Freshman Celéste Dao and sophomore Jo Hua Hung both say Brewer had a great deal of influence in their decision to come to Georgia. 

Both come from other countries — Dao from Canada and Hua Hung from Taipei City, Taiwan. Unfamiliar with American universities, Dao and Hua Hung were uncertain of their decisions until they meet Brewer. 

Hua Hung said her decision came between Oregon and Georgia. Before Brewer could scout her out, Hua Hung sent a written letter declaring her interest in Georgia. 

“[Brewer] Googled me, found out who I am, found out I was on the national team, and then started contacting [me],” Hua Hung said. 

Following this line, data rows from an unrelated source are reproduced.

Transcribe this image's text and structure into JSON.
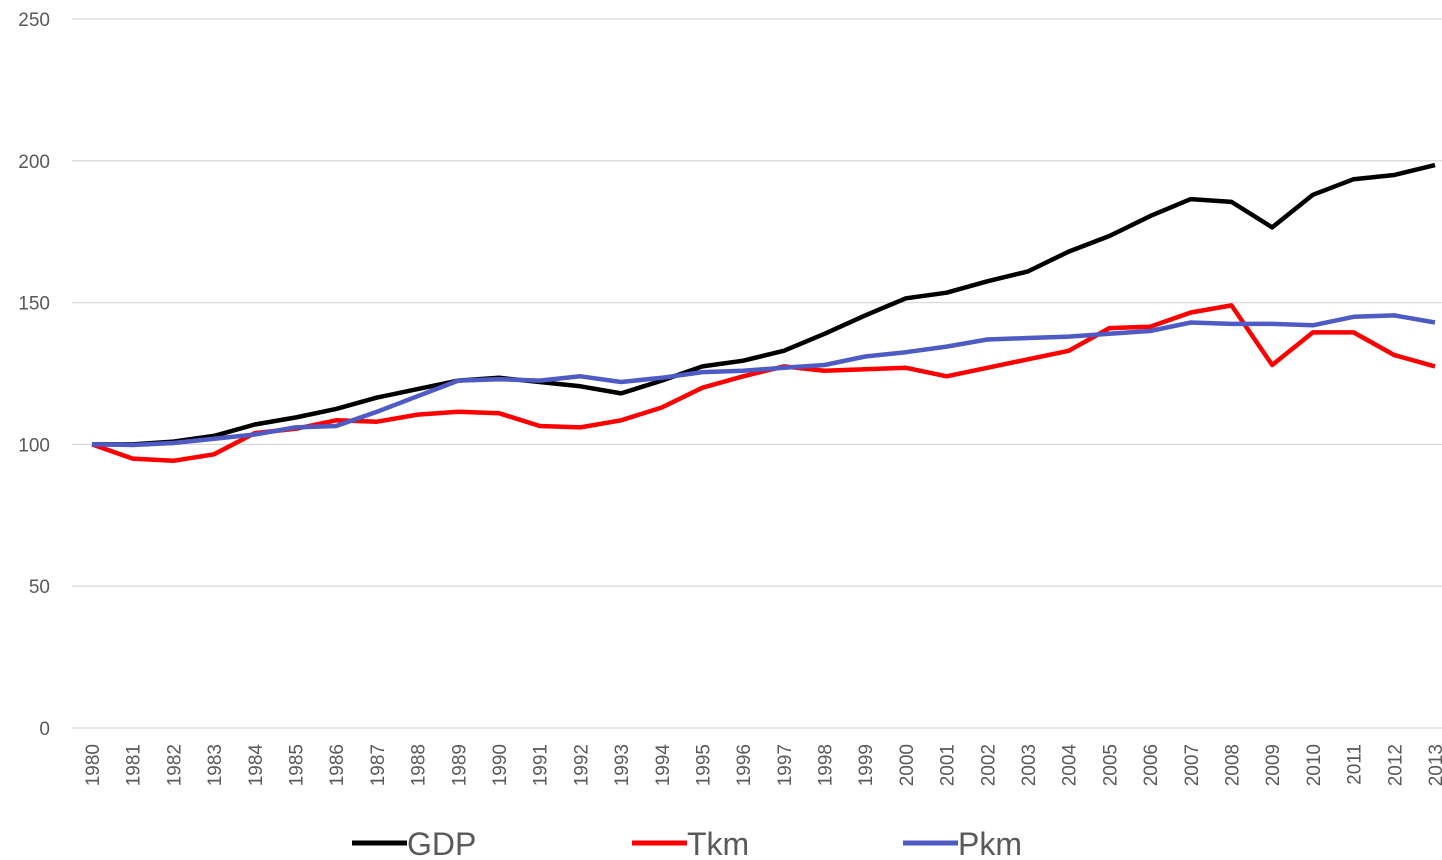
{
  "chart_data": {
    "type": "line",
    "categories": [
      "1980",
      "1981",
      "1982",
      "1983",
      "1984",
      "1985",
      "1986",
      "1987",
      "1988",
      "1989",
      "1990",
      "1991",
      "1992",
      "1993",
      "1994",
      "1995",
      "1996",
      "1997",
      "1998",
      "1999",
      "2000",
      "2001",
      "2002",
      "2003",
      "2004",
      "2005",
      "2006",
      "2007",
      "2008",
      "2009",
      "2010",
      "2011",
      "2012",
      "2013"
    ],
    "series": [
      {
        "name": "GDP",
        "color": "#000000",
        "values": [
          100,
          100,
          101,
          103,
          107,
          109.5,
          112.5,
          116.5,
          119.5,
          122.5,
          123.5,
          122,
          120.5,
          118,
          122.5,
          127.5,
          129.5,
          133,
          139,
          145.5,
          151.5,
          153.5,
          157.5,
          161,
          168,
          173.5,
          180.5,
          186.5,
          185.5,
          176.5,
          188,
          193.5,
          195,
          198.5
        ]
      },
      {
        "name": "Tkm",
        "color": "#ff0000",
        "values": [
          100,
          95,
          94.2,
          96.5,
          104,
          105.5,
          108.5,
          108,
          110.5,
          111.5,
          111,
          106.5,
          106,
          108.5,
          113,
          120,
          124,
          127.5,
          126,
          126.5,
          127,
          124,
          127,
          130,
          133,
          141,
          141.5,
          146.5,
          149,
          128,
          139.5,
          139.5,
          131.5,
          127.5
        ]
      },
      {
        "name": "Pkm",
        "color": "#4f5bc4",
        "values": [
          100,
          99.8,
          100.5,
          102,
          103.5,
          106,
          106.5,
          111.5,
          117,
          122.5,
          123,
          122.5,
          124,
          122,
          123.5,
          125.5,
          126,
          127,
          128,
          131,
          132.5,
          134.5,
          137,
          137.5,
          138,
          139,
          140,
          143,
          142.5,
          142.5,
          142,
          145,
          145.5,
          143
        ]
      }
    ],
    "ylim": [
      0,
      250
    ],
    "yticks": [
      0,
      50,
      100,
      150,
      200,
      250
    ],
    "grid": true,
    "legend": "bottom"
  }
}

Dao is close with her coach back home and stays in contact nearly every week. Brewer will join video conversations between the two and has been in contact with her coach back home on his own. 

“Josh is really similar to my national coach,” Dao said. “He wants to be a part of my team. He includes my coach back home and takes the time to evaluate my game and try to learn and add stuff he knows.” 

An impactful relationship

Young and Brewer continue to stay in contact and have discussed invitations to upcoming tournaments, giving Young the exciting possibility of another homecoming. 

After Louisville’s recent tournament victory in the Alexa Stirling Women’s Intercollegiate, Brewer reached out to Young to say congratulations and that he was proud of Young’s achievements. 

Young originally planned on becoming a math teacher after college, but golf was too much of a calling to her.

Brewer has greatly influenced Young’s coaching career, a fact of life that both thoroughly enjoyed.

“I learned a lot from him,” Young said. “He was disciplined and tough when he needed to be, but he had fun because he was a great guy.”